川辺川生態系のアユを中心とする「専門家パネル」設置に関する質問
2001(平成13)年11月29日
国土交通大臣 扇 千景 殿
熊本県知事 潮谷 義子 殿
財団法人 日本自然保護協会
理事長 田畑 貞寿
川辺川生態系のアユを中心とする「専門家パネル」設置に関する質問
財団法人 日本自然保護協会(NACS-J)は、熊本県・川辺川の河川生態系の価値を明らかにすべく、昨年9月から、球磨川・川辺川においてアユの体格比較調査を行って参りました。
その結果は、本年3月6日および10月29日に「熊本県球磨川支流・川辺川におけるアユ魚体調査結果に基づく川辺川ダム計画見直しに関する意見書」として報告しています。また、本年10月29日に国土交通大臣、熊本県知事に提出した意見書では、国土交通省・NACS-Jの双方が推薦する研究者で構成する「専門家パネル」を設置し、川辺川産アユの体格・品質の良さと河川環境要因との関係を解明する場作りを提案いたしました。
しかし現在までのところ、国土交通大臣および熊本県知事からは、専門家パネルの設置に関する回答を頂いておりません。
全国に報道されたとおり、11月28日の球磨川漁協臨時総会では、国土交通省が示した16億5千万円の漁業補償案は否決されました。この結果からは、国土交通省が示した川辺川ダム建設における環境保全措置の有効性や重要な漁業・観光資源であるアユへの影響の説明について、球磨川・川辺川の多くの漁民から大きな疑問を持たれていることが明らかです。
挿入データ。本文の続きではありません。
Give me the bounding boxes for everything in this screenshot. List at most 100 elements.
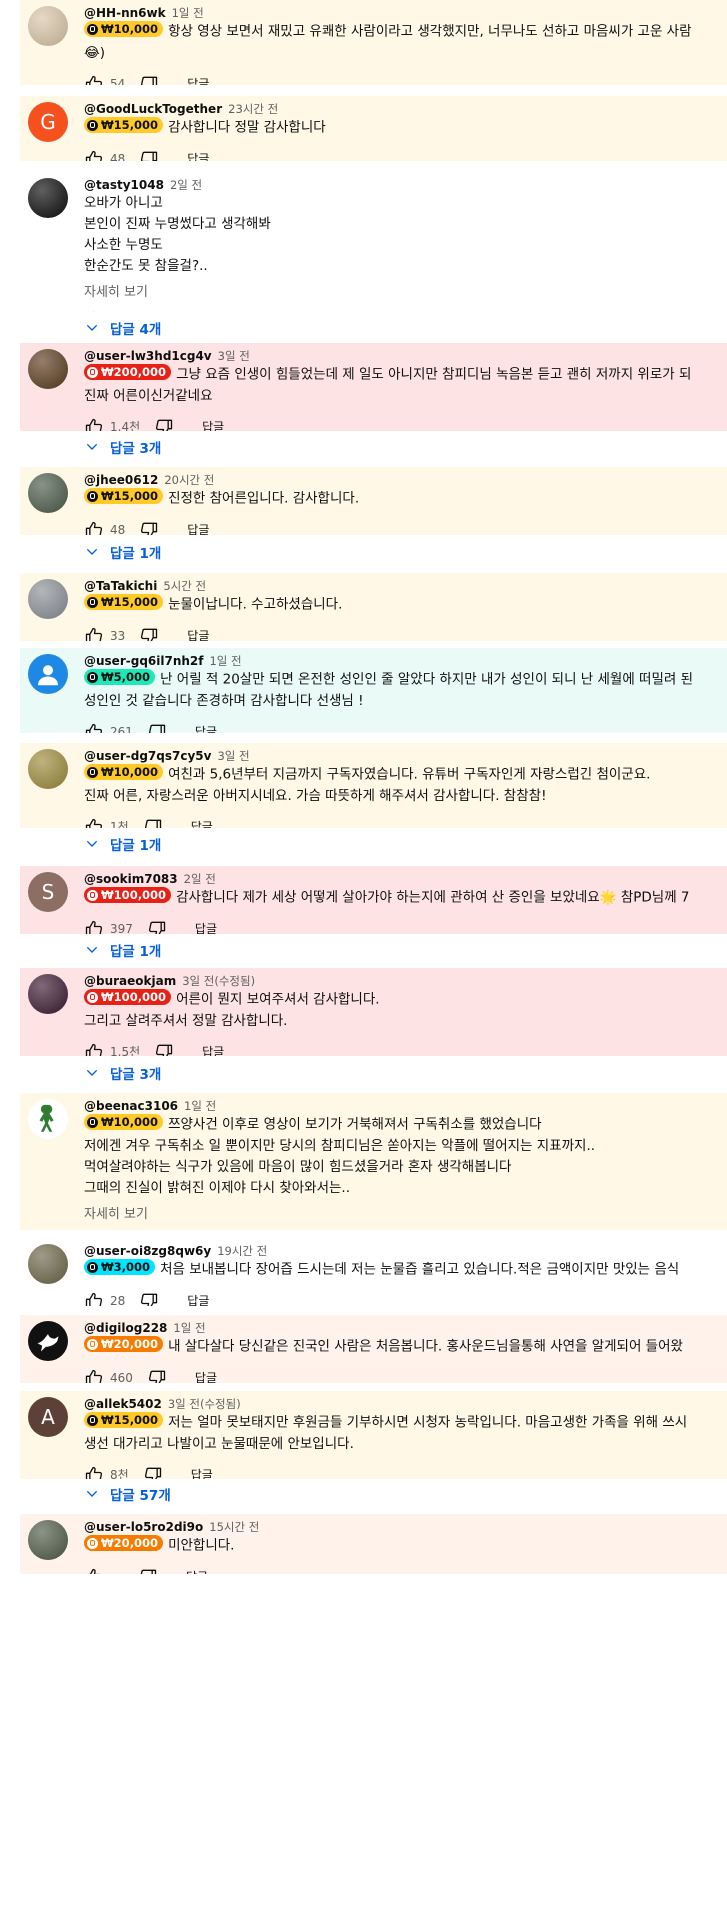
dislike-button[interactable] (147, 919, 167, 934)
timestamp[interactable]: 3일 전 (217, 749, 249, 763)
read-more-link[interactable]: 자세히 보기 (84, 281, 727, 300)
like-button[interactable] (84, 1291, 104, 1306)
author-handle[interactable]: @user-lw3hd1cg4v (84, 349, 212, 363)
timestamp[interactable]: 5시간 전 (163, 579, 206, 593)
avatar[interactable] (28, 178, 68, 218)
dislike-button[interactable] (154, 417, 174, 431)
like-button[interactable] (84, 919, 104, 934)
like-button[interactable] (84, 1567, 104, 1574)
comment-body: @beenac3106 1일 전 ₩10,000 쯔양사건 이후로 영상이 보기가 거… (84, 1098, 727, 1230)
view-replies-button[interactable]: 답글 4개 (84, 318, 161, 338)
reply-button[interactable]: 답글 (195, 920, 217, 934)
dislike-button[interactable] (143, 817, 163, 828)
super-thanks-amount: ₩20,000 (101, 1536, 159, 1550)
timestamp[interactable]: 2일 전 (184, 872, 216, 886)
author-handle[interactable]: @jhee0612 (84, 473, 158, 487)
author-handle[interactable]: @TaTakichi (84, 579, 157, 593)
avatar[interactable] (28, 1321, 68, 1361)
author-handle[interactable]: @beenac3106 (84, 1099, 178, 1113)
like-button[interactable] (84, 817, 104, 828)
reply-button[interactable]: 답글 (195, 312, 217, 313)
like-button[interactable] (84, 1042, 104, 1056)
avatar[interactable] (28, 473, 68, 513)
author-handle[interactable]: @user-lo5ro2di9o (84, 1520, 203, 1534)
dislike-button[interactable] (139, 149, 159, 161)
author-handle[interactable]: @user-dg7qs7cy5v (84, 749, 211, 763)
avatar[interactable]: A (28, 1397, 68, 1437)
view-replies-button[interactable]: 답글 1개 (84, 940, 161, 960)
avatar[interactable] (28, 6, 68, 46)
reply-button[interactable]: 답글 (195, 1369, 217, 1383)
timestamp[interactable]: 3일 전(수정됨) (182, 974, 255, 988)
reply-button[interactable]: 답글 (202, 1043, 224, 1056)
avatar[interactable]: S (28, 872, 68, 912)
timestamp[interactable]: 1일 전 (173, 1321, 205, 1335)
reply-button[interactable]: 답글 (195, 723, 217, 733)
author-handle[interactable]: @user-gq6il7nh2f (84, 654, 203, 668)
avatar[interactable] (28, 654, 68, 694)
like-button[interactable] (84, 520, 104, 535)
timestamp[interactable]: 3일 전(수정됨) (168, 1397, 241, 1411)
like-button[interactable] (84, 626, 104, 641)
view-replies-button[interactable]: 답글 3개 (84, 437, 161, 457)
super-thanks-amount: ₩100,000 (101, 888, 167, 902)
dislike-button[interactable] (147, 310, 167, 312)
avatar[interactable] (28, 1099, 68, 1139)
avatar[interactable] (28, 1520, 68, 1560)
dislike-button[interactable] (139, 74, 159, 85)
avatar[interactable] (28, 349, 68, 389)
timestamp[interactable]: 2일 전 (170, 178, 202, 192)
dislike-button[interactable] (143, 1465, 163, 1479)
view-replies-button[interactable]: 답글 57개 (84, 1484, 171, 1504)
author-handle[interactable]: @digilog228 (84, 1321, 167, 1335)
reply-button[interactable]: 답글 (202, 418, 224, 431)
read-more-link[interactable]: 자세히 보기 (84, 1203, 727, 1222)
timestamp[interactable]: 15시간 전 (209, 1520, 259, 1534)
timestamp[interactable]: 1일 전 (172, 6, 204, 20)
dislike-button[interactable] (139, 1291, 159, 1306)
author-handle[interactable]: @GoodLuckTogether (84, 102, 222, 116)
author-handle[interactable]: @buraeokjam (84, 974, 176, 988)
like-button[interactable] (84, 722, 104, 733)
view-replies-button[interactable]: 답글 3개 (84, 1063, 161, 1083)
reply-button[interactable]: 답글 (186, 1568, 208, 1574)
like-button[interactable] (84, 1368, 104, 1383)
timestamp[interactable]: 1일 전 (184, 1099, 216, 1113)
like-button[interactable] (84, 1465, 104, 1479)
author-handle[interactable]: @allek5402 (84, 1397, 162, 1411)
dislike-button[interactable] (139, 626, 159, 641)
dislike-button[interactable] (147, 722, 167, 733)
dislike-button[interactable] (139, 520, 159, 535)
reply-button[interactable]: 답글 (191, 818, 213, 828)
like-button[interactable] (84, 74, 104, 85)
author-handle[interactable]: @sookim7083 (84, 872, 178, 886)
dislike-button[interactable] (154, 1042, 174, 1056)
reply-button[interactable]: 답글 (187, 75, 209, 85)
avatar[interactable] (28, 579, 68, 619)
author-handle[interactable]: @user-oi8zg8qw6y (84, 1244, 211, 1258)
timestamp[interactable]: 23시간 전 (228, 102, 278, 116)
like-button[interactable] (84, 310, 104, 312)
reply-button[interactable]: 답글 (191, 1466, 213, 1479)
reply-button[interactable]: 답글 (187, 627, 209, 641)
like-button[interactable] (84, 417, 104, 431)
author-handle[interactable]: @tasty1048 (84, 178, 164, 192)
timestamp[interactable]: 20시간 전 (164, 473, 214, 487)
dislike-button[interactable] (138, 1567, 158, 1574)
reply-button[interactable]: 답글 (187, 150, 209, 161)
view-replies-button[interactable]: 답글 1개 (84, 542, 161, 562)
timestamp[interactable]: 1일 전 (209, 654, 241, 668)
reply-button[interactable]: 답글 (187, 1292, 209, 1306)
avatar[interactable]: G (28, 102, 68, 142)
timestamp[interactable]: 3일 전 (218, 349, 250, 363)
avatar[interactable] (28, 1244, 68, 1284)
avatar[interactable] (28, 749, 68, 789)
dislike-button[interactable] (147, 1368, 167, 1383)
view-replies-button[interactable]: 답글 1개 (84, 834, 161, 854)
reply-button[interactable]: 답글 (187, 521, 209, 535)
like-button[interactable] (84, 149, 104, 161)
author-handle[interactable]: @HH-nn6wk (84, 6, 166, 20)
avatar[interactable] (28, 974, 68, 1014)
chevron-down-icon (86, 548, 98, 555)
timestamp[interactable]: 19시간 전 (217, 1244, 267, 1258)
具体的には、国土交通省が現在までに行っている環境調査とダム建設後の予測では、(1)アユを含む漁業対象魚種の科学的調査が不十分である、(2)選択取水や清水バイパス等による環境保全措置の効果の証明が不十分である、(3)上記2つの不備が有るのにも係わらず「アユへの影響は小さい」という短絡的な結論が得られていることに集約されると言えます。
この様なことから、川辺川河川生態系の現況と価値および川辺川ダム建設が下流の河川環境に与える影響を公平な立場で再評価することが必要であり、科学的資料をつき合わせて総合的に検討を行う「専門家パネル」の必要性がさらに増したと考えられます。そのためには、漁業権の強制収容を手続きも一旦白紙に戻す必要があると考えます。
国土交通大臣、熊本県知事におかれましては、専門家パネルの設置提案に関し、また本件に関する今後の対応について、早急にご回答を頂きたく、急ぎ本状をお送りするものです。